Photonic Paper—When Electrons Give Way to Photons
August 18th, 2009Ask any gem collector about Opal, and they will tell you this mineraloid material produces unique and iridescent colors that are quite attractive to the eye. What they may not know is that Opal contains a natural periodic microstructure that affects the motion of photons–in essence, a natural occurring photonic crystal. Now researchers at University of California Riverside (UCR) have demonstrated a Photonic Paper using salt water as ink to create displays that are "brilliant and free of glare in sunlight, which are superior to the characteristics of other emissive display technologies," according to a recent article by Michael Berger in Nanowerk.

Steve Sechrist
Senior Analyst and Editor
The real breakthrough in the UCR project came at several levels, first in fabricating the photonic crystals where the team moved from sedimentation or evaporation techniques that took days or even months, to an instantaneous process using an external field with magnetic particles and assembling them into periodic arrays. Assistant professor of chemistry at UCR Yadong Yin said the “periodic photonic structures can be immediately fixed in a polymer matrix. This allows for future mass production.”

Inking is achieved using a salt water solution (water-ethanol solution of inorganic hygroscopic salt) that "does not evaporate at room temperature… it keeps the polymer matrix in the swelled state so that color information stays for a long time. Erasing… is achieved by removing the salt solution using additional water," Yin said in the Nanowerk article.
Yin says that, in principle, the technique developed in his lab can potentially be used to replace conventional paper/ink systems in many areas as rewritable photonic systems have several advantages like sunlight readability, ease of large area fabrication and versatility in substrate materials (from rigid glass to flexible plastic.)
But Yin’s research goes beyond photonic paper to include Magnetochromatic Microspheres (made up of microscopic polymer beads that change color instantly). This aspect of the work is extensively covered in this month’s Mobile Display Report. Of the technology Yin said, "Our work provides a new mechanism for inducing color change in materials. Now, for the first time, stable photonic materials with tunable colors can be fabricated on a large scale. Unlike many conventional approaches, the instantaneous color change occurs with no change in the structure or intrinsic properties of the microspheres themselves. What changes instead are the magnetic fields acting externally on the orientation of these microspheres, these photonic crystals."

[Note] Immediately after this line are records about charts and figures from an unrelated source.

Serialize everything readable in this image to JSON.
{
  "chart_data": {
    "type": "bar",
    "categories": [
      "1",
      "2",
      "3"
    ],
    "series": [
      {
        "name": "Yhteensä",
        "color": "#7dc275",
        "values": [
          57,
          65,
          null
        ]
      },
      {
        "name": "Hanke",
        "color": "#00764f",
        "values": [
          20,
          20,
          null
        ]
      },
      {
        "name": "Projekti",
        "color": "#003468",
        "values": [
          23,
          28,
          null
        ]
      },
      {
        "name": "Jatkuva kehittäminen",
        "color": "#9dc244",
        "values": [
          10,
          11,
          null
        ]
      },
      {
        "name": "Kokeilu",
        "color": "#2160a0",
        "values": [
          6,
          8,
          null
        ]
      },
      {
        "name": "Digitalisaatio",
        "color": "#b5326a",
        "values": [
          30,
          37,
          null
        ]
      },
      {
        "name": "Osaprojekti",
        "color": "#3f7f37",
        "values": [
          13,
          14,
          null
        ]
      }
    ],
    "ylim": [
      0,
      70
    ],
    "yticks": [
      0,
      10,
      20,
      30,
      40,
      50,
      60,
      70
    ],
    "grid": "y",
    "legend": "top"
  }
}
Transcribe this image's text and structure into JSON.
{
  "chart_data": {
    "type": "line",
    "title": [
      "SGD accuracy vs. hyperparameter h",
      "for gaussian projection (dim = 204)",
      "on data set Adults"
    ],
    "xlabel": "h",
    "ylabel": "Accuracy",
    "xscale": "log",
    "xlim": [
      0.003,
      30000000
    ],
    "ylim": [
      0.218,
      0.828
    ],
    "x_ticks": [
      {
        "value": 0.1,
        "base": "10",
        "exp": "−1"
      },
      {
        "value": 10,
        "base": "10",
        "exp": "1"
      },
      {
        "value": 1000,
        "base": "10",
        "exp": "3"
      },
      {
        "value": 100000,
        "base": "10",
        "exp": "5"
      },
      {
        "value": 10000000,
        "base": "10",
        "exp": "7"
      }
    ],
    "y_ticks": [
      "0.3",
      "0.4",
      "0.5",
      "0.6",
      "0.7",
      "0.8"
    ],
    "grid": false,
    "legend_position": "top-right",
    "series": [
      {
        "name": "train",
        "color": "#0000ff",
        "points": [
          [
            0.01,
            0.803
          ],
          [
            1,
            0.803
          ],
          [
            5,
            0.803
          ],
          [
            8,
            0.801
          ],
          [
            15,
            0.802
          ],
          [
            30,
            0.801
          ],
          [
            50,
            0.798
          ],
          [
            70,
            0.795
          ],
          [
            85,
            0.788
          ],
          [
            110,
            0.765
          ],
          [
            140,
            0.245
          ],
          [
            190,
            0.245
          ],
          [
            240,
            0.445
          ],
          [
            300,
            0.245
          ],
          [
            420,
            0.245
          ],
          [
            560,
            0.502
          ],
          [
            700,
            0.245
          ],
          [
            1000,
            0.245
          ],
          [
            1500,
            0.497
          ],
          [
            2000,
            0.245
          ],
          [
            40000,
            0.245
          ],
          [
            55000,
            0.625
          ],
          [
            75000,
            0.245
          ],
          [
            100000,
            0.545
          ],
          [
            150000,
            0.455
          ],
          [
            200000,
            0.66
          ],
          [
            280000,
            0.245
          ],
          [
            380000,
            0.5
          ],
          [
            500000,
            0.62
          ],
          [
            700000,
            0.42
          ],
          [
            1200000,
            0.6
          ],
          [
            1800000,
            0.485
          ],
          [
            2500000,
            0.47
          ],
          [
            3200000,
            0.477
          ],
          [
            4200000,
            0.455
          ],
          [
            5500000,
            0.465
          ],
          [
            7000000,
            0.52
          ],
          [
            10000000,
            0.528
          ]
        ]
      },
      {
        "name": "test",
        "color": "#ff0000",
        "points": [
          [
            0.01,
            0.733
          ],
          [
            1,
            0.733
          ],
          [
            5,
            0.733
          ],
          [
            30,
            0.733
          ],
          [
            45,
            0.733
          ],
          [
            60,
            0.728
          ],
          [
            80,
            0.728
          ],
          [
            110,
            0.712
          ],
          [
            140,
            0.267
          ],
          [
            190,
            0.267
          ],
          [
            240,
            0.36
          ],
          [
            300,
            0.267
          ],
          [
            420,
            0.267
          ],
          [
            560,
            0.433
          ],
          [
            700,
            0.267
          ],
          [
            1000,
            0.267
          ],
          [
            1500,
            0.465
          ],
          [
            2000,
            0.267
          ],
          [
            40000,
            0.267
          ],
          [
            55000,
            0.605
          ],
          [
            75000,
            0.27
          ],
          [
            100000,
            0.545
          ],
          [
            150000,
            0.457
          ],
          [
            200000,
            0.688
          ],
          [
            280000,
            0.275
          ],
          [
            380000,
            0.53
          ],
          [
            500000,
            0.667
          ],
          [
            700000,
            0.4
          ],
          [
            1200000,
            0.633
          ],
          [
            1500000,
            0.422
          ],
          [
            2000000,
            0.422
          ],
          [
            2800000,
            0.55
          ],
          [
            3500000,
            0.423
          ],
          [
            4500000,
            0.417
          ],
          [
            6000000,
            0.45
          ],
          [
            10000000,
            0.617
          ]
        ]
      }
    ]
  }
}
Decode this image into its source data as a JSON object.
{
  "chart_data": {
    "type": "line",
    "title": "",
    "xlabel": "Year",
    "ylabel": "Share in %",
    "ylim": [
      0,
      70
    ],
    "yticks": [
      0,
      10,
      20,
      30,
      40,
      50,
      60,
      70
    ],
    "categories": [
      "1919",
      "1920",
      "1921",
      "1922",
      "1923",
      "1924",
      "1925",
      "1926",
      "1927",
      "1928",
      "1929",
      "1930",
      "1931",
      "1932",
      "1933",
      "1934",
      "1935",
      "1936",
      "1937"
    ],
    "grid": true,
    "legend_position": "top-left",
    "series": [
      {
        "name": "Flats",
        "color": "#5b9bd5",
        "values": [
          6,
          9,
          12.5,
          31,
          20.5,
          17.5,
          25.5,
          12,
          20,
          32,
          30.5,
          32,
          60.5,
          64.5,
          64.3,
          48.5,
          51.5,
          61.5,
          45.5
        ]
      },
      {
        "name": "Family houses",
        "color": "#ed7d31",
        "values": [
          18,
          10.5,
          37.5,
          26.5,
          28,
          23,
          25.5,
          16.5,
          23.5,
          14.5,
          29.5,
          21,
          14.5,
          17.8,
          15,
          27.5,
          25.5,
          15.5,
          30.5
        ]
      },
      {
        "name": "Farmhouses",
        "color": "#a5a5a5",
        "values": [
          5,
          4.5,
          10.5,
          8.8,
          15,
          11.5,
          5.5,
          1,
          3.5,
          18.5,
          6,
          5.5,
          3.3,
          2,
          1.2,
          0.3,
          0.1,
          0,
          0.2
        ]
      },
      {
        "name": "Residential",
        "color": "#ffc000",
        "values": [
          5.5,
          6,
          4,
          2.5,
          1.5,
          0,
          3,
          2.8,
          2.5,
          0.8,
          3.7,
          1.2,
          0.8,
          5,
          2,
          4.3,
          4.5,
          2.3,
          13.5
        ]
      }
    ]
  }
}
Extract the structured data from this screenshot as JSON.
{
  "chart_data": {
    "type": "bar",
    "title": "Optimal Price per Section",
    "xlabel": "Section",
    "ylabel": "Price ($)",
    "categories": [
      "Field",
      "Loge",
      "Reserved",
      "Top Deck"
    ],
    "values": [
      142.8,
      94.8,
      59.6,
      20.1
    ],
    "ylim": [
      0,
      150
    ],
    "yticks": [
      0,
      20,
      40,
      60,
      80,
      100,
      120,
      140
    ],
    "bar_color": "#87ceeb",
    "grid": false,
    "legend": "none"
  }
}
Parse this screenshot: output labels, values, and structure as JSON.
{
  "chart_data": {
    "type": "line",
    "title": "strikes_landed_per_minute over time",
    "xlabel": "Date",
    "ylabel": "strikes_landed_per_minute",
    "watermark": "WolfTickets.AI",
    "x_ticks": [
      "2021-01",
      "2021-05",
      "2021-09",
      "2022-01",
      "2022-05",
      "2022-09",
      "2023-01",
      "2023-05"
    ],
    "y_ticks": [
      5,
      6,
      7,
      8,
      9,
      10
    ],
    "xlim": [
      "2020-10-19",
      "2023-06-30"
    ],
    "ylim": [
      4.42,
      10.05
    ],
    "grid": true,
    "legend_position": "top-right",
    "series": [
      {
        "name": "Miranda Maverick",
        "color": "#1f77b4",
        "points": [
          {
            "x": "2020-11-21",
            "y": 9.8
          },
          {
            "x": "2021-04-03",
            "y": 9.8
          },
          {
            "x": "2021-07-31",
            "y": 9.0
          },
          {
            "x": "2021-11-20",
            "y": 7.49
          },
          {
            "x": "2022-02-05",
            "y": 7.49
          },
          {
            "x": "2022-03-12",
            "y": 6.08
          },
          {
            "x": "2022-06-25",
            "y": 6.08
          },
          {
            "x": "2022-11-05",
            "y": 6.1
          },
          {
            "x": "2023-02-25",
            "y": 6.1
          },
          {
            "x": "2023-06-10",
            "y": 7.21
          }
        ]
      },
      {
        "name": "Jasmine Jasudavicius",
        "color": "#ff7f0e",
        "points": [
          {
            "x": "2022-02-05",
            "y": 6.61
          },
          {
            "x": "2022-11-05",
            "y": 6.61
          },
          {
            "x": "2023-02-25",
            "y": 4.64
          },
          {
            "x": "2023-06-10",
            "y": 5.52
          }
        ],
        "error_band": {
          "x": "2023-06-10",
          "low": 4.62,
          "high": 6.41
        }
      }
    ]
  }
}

But the research also opens the question of a broader use of photonic band gap material as a potential replacement to semiconductors. The Nanowerk article points out photonic crystals "could play a significant role on the way to all-optical devices in communication and information technology — they form a basis material for the future realization of optical components and circuits, and maybe even complex optical circuits or optical computers." Will photons replace electrons in the future CE (err, rather CP for consumer photonic) devices and perhaps usher in the "photonic age?"